Man kann das, was hier passiert, besser Bürgerbetrug nennen: Weil sich Zentralabitur so gut anhört, machen wir das mal – aber ansonsten streiten wir uns wie die Kesselflicker. Wir Landesminister weigern uns z.B. zu sagen, wie wir die Milliarden vom Bund für den Kitaausbau und für den Hochschulpakt ausgeben. Wir haben die Chuzpe, Bildungs-Geld aus Berlin einzusacken – und es dann in die Haushalts- und Straßenlöcher zwischen Dresden und Düsseldorf, zwischen Kiel und Garmisch zu versenken.
(Und, man muss das so hart sagen: Es ist der feuchte Traum eines gymnasialen Schulrats, dass bundesweit über Philosophie-Aufgaben gestritten wird. So weit wird es nicht kommen, leider. Wir werden darüber streiten, wieso die Abi-Aufgaben in Kiel und Wanne-Eickel nicht angekommen sind. Aber nicht darüber, was Gerechtigkeit im 21. Jahrhundert bedeuten kann.)

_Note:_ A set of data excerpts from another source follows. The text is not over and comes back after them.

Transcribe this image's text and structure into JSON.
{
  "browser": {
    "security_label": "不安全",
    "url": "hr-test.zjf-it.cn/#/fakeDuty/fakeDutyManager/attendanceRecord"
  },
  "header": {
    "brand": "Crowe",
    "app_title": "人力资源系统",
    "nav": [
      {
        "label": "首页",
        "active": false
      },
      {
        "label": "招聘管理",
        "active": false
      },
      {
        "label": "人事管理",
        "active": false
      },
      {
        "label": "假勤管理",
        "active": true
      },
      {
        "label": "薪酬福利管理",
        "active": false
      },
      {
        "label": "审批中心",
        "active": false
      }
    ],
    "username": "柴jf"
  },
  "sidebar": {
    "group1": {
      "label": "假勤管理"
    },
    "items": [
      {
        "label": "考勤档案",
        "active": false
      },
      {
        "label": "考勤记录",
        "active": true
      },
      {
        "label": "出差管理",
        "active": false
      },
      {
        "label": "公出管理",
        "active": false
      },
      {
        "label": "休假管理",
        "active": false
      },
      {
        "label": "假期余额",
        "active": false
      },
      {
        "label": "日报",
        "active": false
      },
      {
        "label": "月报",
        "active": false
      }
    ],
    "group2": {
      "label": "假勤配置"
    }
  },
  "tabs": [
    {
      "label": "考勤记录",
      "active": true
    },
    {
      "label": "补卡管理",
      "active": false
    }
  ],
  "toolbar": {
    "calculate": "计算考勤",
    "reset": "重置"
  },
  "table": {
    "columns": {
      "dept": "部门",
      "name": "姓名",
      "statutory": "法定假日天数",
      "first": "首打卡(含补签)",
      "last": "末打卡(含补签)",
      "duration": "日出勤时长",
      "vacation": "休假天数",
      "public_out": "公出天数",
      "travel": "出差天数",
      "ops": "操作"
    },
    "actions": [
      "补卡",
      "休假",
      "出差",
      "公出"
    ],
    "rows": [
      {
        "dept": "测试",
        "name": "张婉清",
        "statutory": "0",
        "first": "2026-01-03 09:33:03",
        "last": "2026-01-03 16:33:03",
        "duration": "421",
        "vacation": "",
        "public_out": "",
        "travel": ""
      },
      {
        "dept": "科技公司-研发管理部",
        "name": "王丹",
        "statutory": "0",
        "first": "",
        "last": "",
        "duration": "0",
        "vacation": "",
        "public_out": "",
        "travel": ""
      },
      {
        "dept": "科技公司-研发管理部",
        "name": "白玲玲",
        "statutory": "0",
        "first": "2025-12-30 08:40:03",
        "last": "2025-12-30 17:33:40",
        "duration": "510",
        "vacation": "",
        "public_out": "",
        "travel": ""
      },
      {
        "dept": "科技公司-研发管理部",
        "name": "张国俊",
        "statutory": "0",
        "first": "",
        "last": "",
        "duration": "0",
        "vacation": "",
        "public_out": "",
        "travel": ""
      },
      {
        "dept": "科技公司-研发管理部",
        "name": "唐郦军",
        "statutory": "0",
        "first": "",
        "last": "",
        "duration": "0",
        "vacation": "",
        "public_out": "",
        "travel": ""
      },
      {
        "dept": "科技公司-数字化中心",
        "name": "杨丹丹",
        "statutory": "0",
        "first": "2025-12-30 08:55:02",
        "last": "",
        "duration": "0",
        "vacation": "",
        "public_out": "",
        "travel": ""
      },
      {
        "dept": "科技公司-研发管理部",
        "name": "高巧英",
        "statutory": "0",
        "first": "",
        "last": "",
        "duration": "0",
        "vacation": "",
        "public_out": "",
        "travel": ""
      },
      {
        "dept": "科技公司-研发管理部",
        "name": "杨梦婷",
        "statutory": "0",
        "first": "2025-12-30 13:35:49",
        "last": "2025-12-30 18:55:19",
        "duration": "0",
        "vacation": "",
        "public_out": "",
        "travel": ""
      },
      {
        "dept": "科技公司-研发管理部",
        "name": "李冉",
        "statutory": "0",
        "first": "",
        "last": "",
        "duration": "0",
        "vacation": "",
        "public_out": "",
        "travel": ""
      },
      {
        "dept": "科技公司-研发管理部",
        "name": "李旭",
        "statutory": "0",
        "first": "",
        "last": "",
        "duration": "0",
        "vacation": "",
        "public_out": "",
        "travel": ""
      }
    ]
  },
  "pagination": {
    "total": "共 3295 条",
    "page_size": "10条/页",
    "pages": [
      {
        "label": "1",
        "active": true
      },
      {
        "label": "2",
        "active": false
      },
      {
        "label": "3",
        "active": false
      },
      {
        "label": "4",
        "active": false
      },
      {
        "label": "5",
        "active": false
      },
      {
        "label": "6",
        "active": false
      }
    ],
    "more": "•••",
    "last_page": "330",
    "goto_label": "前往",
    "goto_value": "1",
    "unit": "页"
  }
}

3) DEN VIELEN DEUTSCHEN RISIKOSCHÜLERN HILFT DAS KERNABI KEIN BISSCHEN
Das Zentralabitur ist auch Augenwischerei: DAS GRÖSSTE PROBLEM DES SCHULWESENS WIRD DADURCH NICHT ANGETASTET: die immens hohe Zahl an Schulverlierern, 20 Prozent (!) der 15-jährigen können nicht sinnvoll lesen!
Und für die innere Schulreform wirkt sich, trotz seiner progressiven Gehalte wie Literacy, das Kernabi eher nachteilig aus: Denn die Fokussierung richtet sich nach außen, auf zentrale Prüfungen. Und nicht nach innen, auf das Entwickeln einer neuen Lernkultur, die gerade den Gymnasien so gut täte!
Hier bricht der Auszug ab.